WHO IS THIS GUY?
When my kids ask what I do for a living, I tell them that I write books. When grown-ups ask the same questions, I explain that I am an academic scholar, researcher, and university pedagogue. And when I ask the question myself, I tend to believe that I am a philosopher-theologian who loves to read and write. But seriously: Who is Martin Koci?
I was born in 1987 in Prague, Czech Republic. I am Associate Professor at the Institute of Fundamental Theology and Dogmatics, KU Linz (Austria). Before, I worked as a researcher at the Institute for Philosophy, the University of Vienna on the project “Revenge of the Sacred: Phenomenology and the Ends of Christianity in Europe” funded by the Austrian Science Fund (FWF). In 2016, I obtained my PhD from KU Leuven (Belgium). The years in Leuven were extraordinary from both the professional and personal perspective. Moreover, I had the privilege to work there as a research assistant in the research group Theology in a Postmodern Context. After graduation from Leuven, I was granted a Junior Jan Patočka Fellowship at the Institut für die Wissenschaften vom Menschen in Vienna (Austria). Between 2017-2018, I briefly returned to the Czech Republic and was a post-doc at Charles University in Prague. Since 2019, I have been working and living with my wife Katerina and two kids in Vienna.
My research focus is phenomenology and theology. I am interested in the postmodern condition of religion. I explore the so-called theological turns in continental philosophy and have the ambition to write a philosophical theology. I find myself at the frontiers of disciplines that never fails to provoke my colleagues. I find interest in introducing theological dialogue with phenomenological concepts. My recent research questions include: What comes after the end of Christianity? Where is the body in contemporary theology? And I grapple with finitude as the foundation of theological grammar and the world as a theological problem.

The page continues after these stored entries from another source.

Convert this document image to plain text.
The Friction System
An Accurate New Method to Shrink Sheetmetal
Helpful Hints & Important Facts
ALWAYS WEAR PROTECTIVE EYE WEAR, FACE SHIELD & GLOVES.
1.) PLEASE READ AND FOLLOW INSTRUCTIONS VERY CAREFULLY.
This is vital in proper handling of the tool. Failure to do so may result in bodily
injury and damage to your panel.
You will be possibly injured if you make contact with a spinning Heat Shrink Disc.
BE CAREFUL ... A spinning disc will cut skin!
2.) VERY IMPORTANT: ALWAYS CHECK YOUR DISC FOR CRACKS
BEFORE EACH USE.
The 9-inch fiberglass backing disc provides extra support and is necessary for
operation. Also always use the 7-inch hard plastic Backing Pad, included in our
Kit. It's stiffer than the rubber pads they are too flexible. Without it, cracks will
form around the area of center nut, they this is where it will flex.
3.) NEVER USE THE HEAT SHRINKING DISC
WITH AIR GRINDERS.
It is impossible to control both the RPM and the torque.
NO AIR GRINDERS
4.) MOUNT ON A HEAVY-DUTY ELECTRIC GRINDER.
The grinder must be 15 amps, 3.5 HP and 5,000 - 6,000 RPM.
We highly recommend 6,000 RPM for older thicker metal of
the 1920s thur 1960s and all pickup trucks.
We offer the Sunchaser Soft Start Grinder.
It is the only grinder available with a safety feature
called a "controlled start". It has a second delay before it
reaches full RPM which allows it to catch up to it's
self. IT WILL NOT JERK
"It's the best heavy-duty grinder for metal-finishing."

I am the author Christianity after Christendom Bloomsbury 2023) and of the award-winning Thinking Faith after Christianity (SUNY Press 2020), and the editor of multiple volumes. I published widely in international journals and presented my work all over the world. I received the Book Prize for the Theological Book of the Years 2019-2020 from the European Society for Catholic Theology and the Prize for the best academic essay on “The Fate of Metaphysics” from The International Journal for Philosophy and Theology (Routledge) in 2018. I was a guest on multiple podcasts I gave interviews about my work and life of a theologian/philosopher to East-West Church Report and Theology Research News.